Senegal didn’t even realize he was the first black person to serve the roll as P.I.O. for Troop D until approached by KPLC.

He grew up in Lafayette with his mom and two brothers in a low-income household. His mother always supported his decisions.

“When I went to the military she said, ‘Boy, you sure that’s what you wanna do?’ I said, ‘Yes ma’am. That’s what I wanna do.' And she gave me permission to do it. And that’s what I did. So, she supports me whenever I do...the right thing.”

Senegal served in the Marine Corps for four years. When he got out of the military, he moved back to Louisiana.

He noticed a position at LSP had been vacant for a few years. He was the only one who applied.

He says there’s many things his job entails, “On a daily basis, I mean, I get up in the morning, check email. Anything would happen, anything that we need to send out to the supervisor...let them know what’s going on,”

Senegal took over the position Sgt. James Anderson’s once had.

Anderson explains how important it is to have people of all colors in law enforcement.

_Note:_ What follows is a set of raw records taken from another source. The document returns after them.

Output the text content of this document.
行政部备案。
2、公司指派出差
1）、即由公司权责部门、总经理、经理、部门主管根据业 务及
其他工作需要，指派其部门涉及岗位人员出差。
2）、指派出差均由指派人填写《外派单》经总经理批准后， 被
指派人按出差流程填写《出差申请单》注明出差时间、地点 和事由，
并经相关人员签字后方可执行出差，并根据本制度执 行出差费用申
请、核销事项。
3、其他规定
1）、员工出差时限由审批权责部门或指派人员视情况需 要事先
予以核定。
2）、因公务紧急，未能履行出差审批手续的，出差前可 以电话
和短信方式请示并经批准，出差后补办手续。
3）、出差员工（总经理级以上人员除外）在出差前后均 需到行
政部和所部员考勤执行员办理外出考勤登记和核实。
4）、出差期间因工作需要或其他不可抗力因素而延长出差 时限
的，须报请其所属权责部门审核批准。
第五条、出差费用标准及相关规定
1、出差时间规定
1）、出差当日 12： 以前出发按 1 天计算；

"I have in Derek someone who can do the job and add diversity to the force as well. ‘Cause I think it’s important we look like the people we’re sworn to protect. He happens to be African American, yes, but it’s good in that it allows us to be more easily approached. Maybe a young African American man or woman who’s considering a career in law enforcement sees Trooper Senegal at one our events and says, 'Hey! I can do that too!’ And that’s a good thing,” Anderson says.

Because Senegal is the P.I.O., he has more leverage to speak to people in the community.

Senegal says, “Make sure you’re out there in the public, you’re always speaking to somebody, speaking to the media, speaking to anyone that we encounter.”

Though there is tension between the African American community and law enforcement at times, Senegal believes with understanding, he can help bridge the gap.

“We are people; the same as everybody else. You know, we just...we’re in law enforcement for...that’s what we do for living. One at a time we’re gonna reach 'em. Like I said, I have a little more latitude in reaching people and talking to people. So, we’re just going to do it one at a time.”